Munition aus dem Ausland ist ebenfalls geregelt

Auch für Munition gelten beim Kauf im Ausland besondere Vorschriften. Kauft eine Person mit Wohnsitz in der Schweiz Munition im Ausland und bringt sie anschliessend in die Schweiz, ist dafür in jedem Fall eine Bewilligung erforderlich.

Einzelne Munitionsarten sind grundsätzlich verboten. Dazu gehören etwa Munition mit Hartkerngeschossen, Munition mit Explosiv- oder Brandsätzen, bestimmte gesundheitsschädigende Munition sowie Munition für militärische Abschussgeräte mit Sprengwirkung.

Sonderregeln für Jäger und Sportschützen

Anders sieht die Situation aus, wenn eine persönliche Waffe nur vorübergehend für eine Jagd oder einen Schiessanlass über die Grenze gebracht wird.
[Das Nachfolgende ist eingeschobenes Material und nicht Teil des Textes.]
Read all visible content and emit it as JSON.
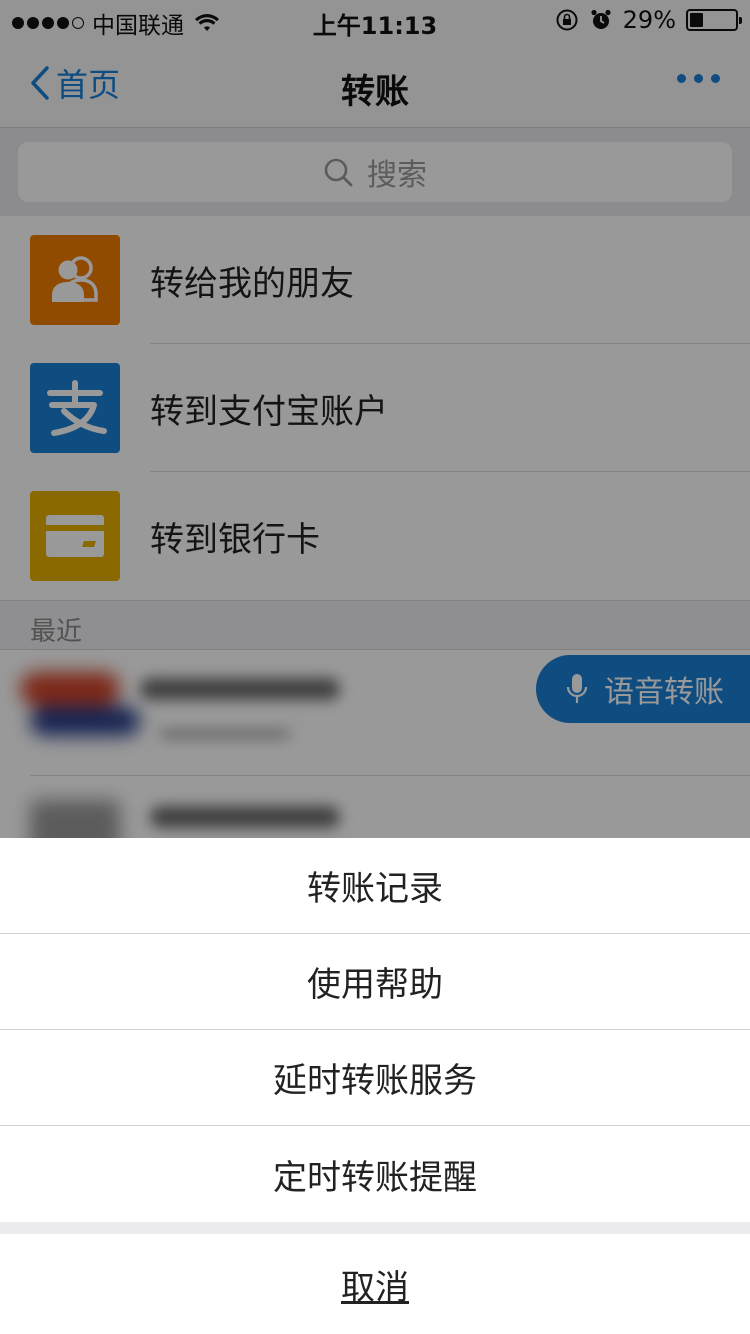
{
  "status_bar": {
    "carrier": "中国联通",
    "time": "上午11:13",
    "battery": "29%",
    "battery_level": 0.29
  },
  "nav": {
    "back_label": "首页",
    "title": "转账"
  },
  "search": {
    "placeholder": "搜索"
  },
  "menu": {
    "items": [
      {
        "label": "转给我的朋友",
        "icon": "friends-icon",
        "color": "#f07d00"
      },
      {
        "label": "转到支付宝账户",
        "icon": "alipay-icon",
        "color": "#1a7fd6"
      },
      {
        "label": "转到银行卡",
        "icon": "bank-card-icon",
        "color": "#e5b000"
      }
    ]
  },
  "recent": {
    "header": "最近"
  },
  "voice_transfer": {
    "label": "语音转账"
  },
  "action_sheet": {
    "options": [
      "转账记录",
      "使用帮助",
      "延时转账服务",
      "定时转账提醒"
    ],
    "cancel": "取消"
  },
  "colors": {
    "accent": "#1a7fd6"
  }
}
Zwei persönliche Jagd- oder Sportwaffen, oder je eine Jagd- und eine Sportwaffe, können mit der dazugehörigen Munition unter bestimmten Voraussetzungen abgabenfrei vorübergehend ein- oder ausgeführt werden.
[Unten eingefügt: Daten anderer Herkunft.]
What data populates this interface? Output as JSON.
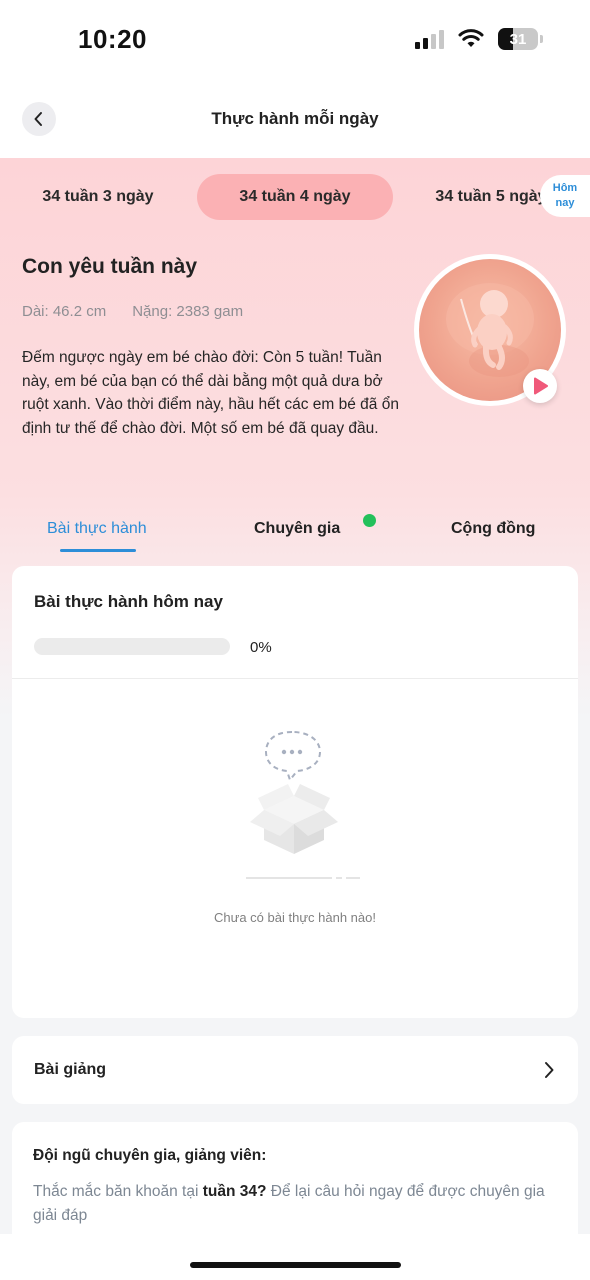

Der Zweck der Reise muss glaubhaft sein. Als Belege kommen etwa Einladungen zu Veranstaltungen, Schiesspläne, Jagdpatente oder Pachtverträge für Jagdreviere infrage.

Bei der vorübergehenden Einfuhr aus einem Schengen-Staat spielt der Europäische Feuerwaffenpass (EFWP) eine wichtige Rolle. Jäger und Sportschützen benötigen keine Einfuhrbewilligung, wenn die mitgeführte Waffe im EFWP eingetragen ist und sie mit einer Einladung nachweisen können, dass sie an einer Jagd- oder Sportveranstaltung teilnehmen.

Für Jäger und Sportschützen aus einem Nicht-Schengen-Staat gelten andere Vorgaben. Sie benötigen für die vorübergehende Einfuhr von Feuerwaffen zu einer Jagd- oder Sportveranstaltung eine Bewilligung von fedpol. Eine Einladung zum Anlass muss ebenfalls mitgeführt werden, ersetzt die Einfuhrbewilligung aber nicht.

Zollfrei bedeutet nicht automatisch steuerfrei

Für Waffen, Patronen und Munition fallen keine Zollabgaben an. Bei der Einreise kann jedoch die Schweizer Mehrwertsteuer fällig werden. Der Normalsatz beträgt 8,1 Prozent.

Für Waren des Reiseverkehrs gilt grundsätzlich eine Wertfreigrenze von 150 Franken pro Person und Tag. Wird diese überschritten, ist die Mehrwertsteuer grundsätzlich auf dem gesamten Warenwert zu entrichten. Eine Kaufquittung sollte deshalb aufbewahrt und bei der Einreise vorgelegt werden können.